Fullwidth - Halfwidth Characters
In CJK (Chinese, Japanese and Korean) computing, graphic characters are traditionally classed into fullwidth and halfwidth characters. With fixed-width fonts, a halfwidth character occupies half the width of a fullwidth character, hence the name.
In the days of computer terminals and text mode computing, characters were normally laid out in a grid, often 80 columns by 24 or 25 lines. Each character was displayed as a small dot matrix, often about 8 pixels wide, and an SBCS (single byte character set) was generally used to encode characters of western languages.
In Unicode, if a certain grapheme can be represented as either a fullwidth character or a halfwidth character, it is said to have both a fullwidth form and a halfwidth form.
Halfwidth and Fullwidth Forms is the name of Unicode block U+FF00–FFEF, the last of the Basic Multilingual Plane excepting the short Specials block at U+FFF0–FFFF.
Source: Wikipedia
Why use them in AncientGreek? ^
Legacy Ancient Greek encodings (such as Beta Code and SPIonic) use ASCII characters (English letters, punctuation marks etc.) to represent AncientGreek text. Furthermore, SPIonic uses numbers (0-9) to represent AncientGreek punctuation marks. This means that documents written in any of these legacy Ancient Greek encodings simply cannot contain English text (or any text using ASCII characters), because that would be interpreted as Ancient Greek text.
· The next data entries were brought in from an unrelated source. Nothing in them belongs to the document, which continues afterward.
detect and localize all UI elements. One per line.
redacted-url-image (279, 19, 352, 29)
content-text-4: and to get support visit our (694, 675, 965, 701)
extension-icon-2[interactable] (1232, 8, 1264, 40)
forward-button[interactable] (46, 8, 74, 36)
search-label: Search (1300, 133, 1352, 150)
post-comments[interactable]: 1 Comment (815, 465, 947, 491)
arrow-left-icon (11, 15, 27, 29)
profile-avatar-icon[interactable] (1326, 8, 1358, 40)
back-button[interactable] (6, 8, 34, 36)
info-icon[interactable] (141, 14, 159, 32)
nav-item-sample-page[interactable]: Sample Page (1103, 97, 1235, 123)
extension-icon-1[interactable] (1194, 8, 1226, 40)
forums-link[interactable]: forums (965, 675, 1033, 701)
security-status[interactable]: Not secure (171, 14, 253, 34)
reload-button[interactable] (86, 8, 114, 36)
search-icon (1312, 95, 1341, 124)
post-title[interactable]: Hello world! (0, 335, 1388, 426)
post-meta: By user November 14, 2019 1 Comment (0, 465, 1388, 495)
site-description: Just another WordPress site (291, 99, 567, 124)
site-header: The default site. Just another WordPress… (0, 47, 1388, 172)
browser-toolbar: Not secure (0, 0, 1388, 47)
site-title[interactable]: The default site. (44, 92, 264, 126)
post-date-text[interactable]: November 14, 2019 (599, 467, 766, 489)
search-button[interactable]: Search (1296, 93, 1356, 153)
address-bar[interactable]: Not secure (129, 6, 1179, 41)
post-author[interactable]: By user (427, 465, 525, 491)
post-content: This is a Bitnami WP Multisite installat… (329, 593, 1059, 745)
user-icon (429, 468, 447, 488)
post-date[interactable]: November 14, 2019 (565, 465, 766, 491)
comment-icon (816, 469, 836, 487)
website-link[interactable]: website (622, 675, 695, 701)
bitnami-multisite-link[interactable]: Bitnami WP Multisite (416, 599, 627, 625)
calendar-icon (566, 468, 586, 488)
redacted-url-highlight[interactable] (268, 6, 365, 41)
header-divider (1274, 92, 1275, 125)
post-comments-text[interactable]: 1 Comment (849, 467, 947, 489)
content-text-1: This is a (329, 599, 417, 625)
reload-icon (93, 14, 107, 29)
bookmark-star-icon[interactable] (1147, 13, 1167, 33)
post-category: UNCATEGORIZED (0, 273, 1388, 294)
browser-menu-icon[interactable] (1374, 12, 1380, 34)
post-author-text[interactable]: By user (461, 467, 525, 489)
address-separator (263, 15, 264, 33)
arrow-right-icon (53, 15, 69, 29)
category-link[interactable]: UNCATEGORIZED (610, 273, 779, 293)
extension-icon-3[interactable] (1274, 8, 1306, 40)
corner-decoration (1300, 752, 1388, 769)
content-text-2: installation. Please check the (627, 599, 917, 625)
The problem is much more intense when trying to convert Unicode text to any of these legacy Ancient Greek encodings, since ASCII character usually is present (for example the Editor's name). Converting such text would result to irrecoverably destroying that ASCII written English text.
The only solution is to "disguise" ASCII characters (English text) so that any conversion will not affect them. This is where fullwidth and halfwidth characters come in. Coverting ASCII characters (English text) to fullwidth / halfwidth characters before converting Ancient Greek text to Beta Code or SPIonic (or any other legacy encoding), would preserve them in a state that's still readable as you can see on the following picture.
The first line is written in normal (ASCII) characters and the second one is converted to fullwidth characters.
What fonts to use ^
When text is converted to fullwidth characters, LibreOffice / OpenOffice tries to find a font that can display the code-points inserted. Whether it succeeds or not depends on the fonts installed and made available to it.
If it does succeeds, then one would get something like the picture above. If it does not, then one would get something like this:
If this is the case, one has to install a suitable font.
For example, in a freshly installed Debian Linux box, no suitable font is available by default. A search for "CJK" and "font" returns the package called "ttf-wqy-zenhei". After installing it and restarting LibreOffice / OpenOffice, the problem is resolved.
The following table shows what I have found out about CJK fonts availability on the Operating Systems supported by AncientGreek.
O.S. | Font Name | Works |
---|---|---|
Windows XP SP3 | Arial Unicode MS | Manual install |
Windows 7-8-8.1/10 | SimSun/Source Han Sans CN Regular | Automatically |
Debian Linux | WenQuanYi Zen Hei | Manual install |
Debian sid | AR PL SungtiL GB | Manual install |
Mac OS | Arial Unicode MS | Automatically |
How it works ^
As already mentioned before, fullwidth characters come handy only when converting Unicode text to a legacy AncientGreek encoding (Beta Code, SPIonic, etc.).
The text to be converted is checked for ASCII characters (English text) and if found it will first be converted to fullwidth characters, and then the legacy Ancient Greek encoding will be performed.
When converting legacy encoded text to Unicode, an extra conversion occurs after the main conversion; all fullwidth characters are automatically converted back to Unicode.
Fullwidth - Halfwidth Characters conversion dialog ^
AncientGreek provides a way to manually convert ASCII characters to halfwidth-fullwidth characters (and vise-versa), through its relevant dialog (shown bellow), which can be opened from the "AncientGreek Menu / Legacy encodings / Half/Fullwidth Characters" or by clicking the icon on the secondary toolbar.
The dialog on Debian Linux
Available options:
- All characters
All the characters handled by this function: ASCII characters (U+0020 – U+007E), that is letters and numbers, quotation marks and brackets etc., plus the cent (¢ - U+00A2) and pound (£ - U+00A3) signs and both guillemots (« - U+00AB and » - U+00BB). - Letters (a-z and A-Z)
- Numbers (0-9)
- Other characters
All characters handled by this function, excluding letters and numbers. - Specific characters
When this option is selected, the "Characters" input box is enabled, making it possible to insert any character. If the conversion of any character inserted here is not possible, the character will be ignored.
When the "Halfwidth-fullwidth characters to ASCII" option is checked, a reverse conversion will be performed. This is actually redundant, since any Legacy Encoding conversion to Unicode will perform the said action by default.